Di Kulidan Kitchen, tiga tema pameran yang paling saya sukai yaitu Illegal Trade yang diselenggarakan pada 29 Desember 2019. Tiga minggu kemudian, pameran berjudul Make Plastic a History disajikan dengan pemutaran film sampah plastik.
Februari 2020, diskusi buku dan pameran seni berjudul Melawan Setan Bermata Runcing menunjukkan bahwa orang pedalaman harus dianggap sebagai subjek yang berdaya, bukan objek yang dikasihani oleh niat baik orang modern.

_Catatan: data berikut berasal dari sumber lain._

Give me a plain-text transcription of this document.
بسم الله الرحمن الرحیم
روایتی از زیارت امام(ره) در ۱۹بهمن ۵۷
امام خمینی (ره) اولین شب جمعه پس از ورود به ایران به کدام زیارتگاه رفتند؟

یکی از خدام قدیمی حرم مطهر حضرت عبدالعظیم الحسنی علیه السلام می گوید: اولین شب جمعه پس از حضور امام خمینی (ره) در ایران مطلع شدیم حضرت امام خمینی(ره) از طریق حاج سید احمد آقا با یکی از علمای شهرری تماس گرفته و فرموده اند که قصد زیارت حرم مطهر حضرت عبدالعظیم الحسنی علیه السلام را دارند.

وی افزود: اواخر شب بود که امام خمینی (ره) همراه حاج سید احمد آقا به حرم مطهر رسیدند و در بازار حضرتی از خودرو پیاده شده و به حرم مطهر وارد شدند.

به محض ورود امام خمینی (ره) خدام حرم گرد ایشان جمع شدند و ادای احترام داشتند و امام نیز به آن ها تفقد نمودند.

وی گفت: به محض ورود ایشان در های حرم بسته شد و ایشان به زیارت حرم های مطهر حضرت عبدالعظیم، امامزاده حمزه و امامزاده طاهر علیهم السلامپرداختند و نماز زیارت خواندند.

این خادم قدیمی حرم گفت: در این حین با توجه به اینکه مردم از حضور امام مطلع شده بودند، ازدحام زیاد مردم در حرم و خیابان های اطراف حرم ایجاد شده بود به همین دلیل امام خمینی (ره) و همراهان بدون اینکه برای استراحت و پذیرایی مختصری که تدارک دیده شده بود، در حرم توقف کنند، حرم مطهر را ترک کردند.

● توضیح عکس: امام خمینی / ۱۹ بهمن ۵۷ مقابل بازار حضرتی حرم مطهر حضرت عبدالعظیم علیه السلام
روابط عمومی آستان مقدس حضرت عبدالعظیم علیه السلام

Alasan saya memilih lima pameran tersebut karena karya seni di situ menunjukkan sebuah pesan yang amat relevan dengan kondisi saat ini. Karya seninya menunjukkan gejala-gejala masalah ekologi dan sosial yang harus dicari penyebab dan akarnya.
Kecanduan gawai. Pembakaran hutan. Hilangnya keanekaragaman hayati dari habitat aslinya sehingga hanya dapat dilihat di TV atau buku. Efek samping pariwisata massal di Bali yang merusak alam dan budaya. Juga beralihnya sawah jadi beton. Semua itu adalah gejala yang ditampilkan pada pameran seni di Bentara Budaya Bali.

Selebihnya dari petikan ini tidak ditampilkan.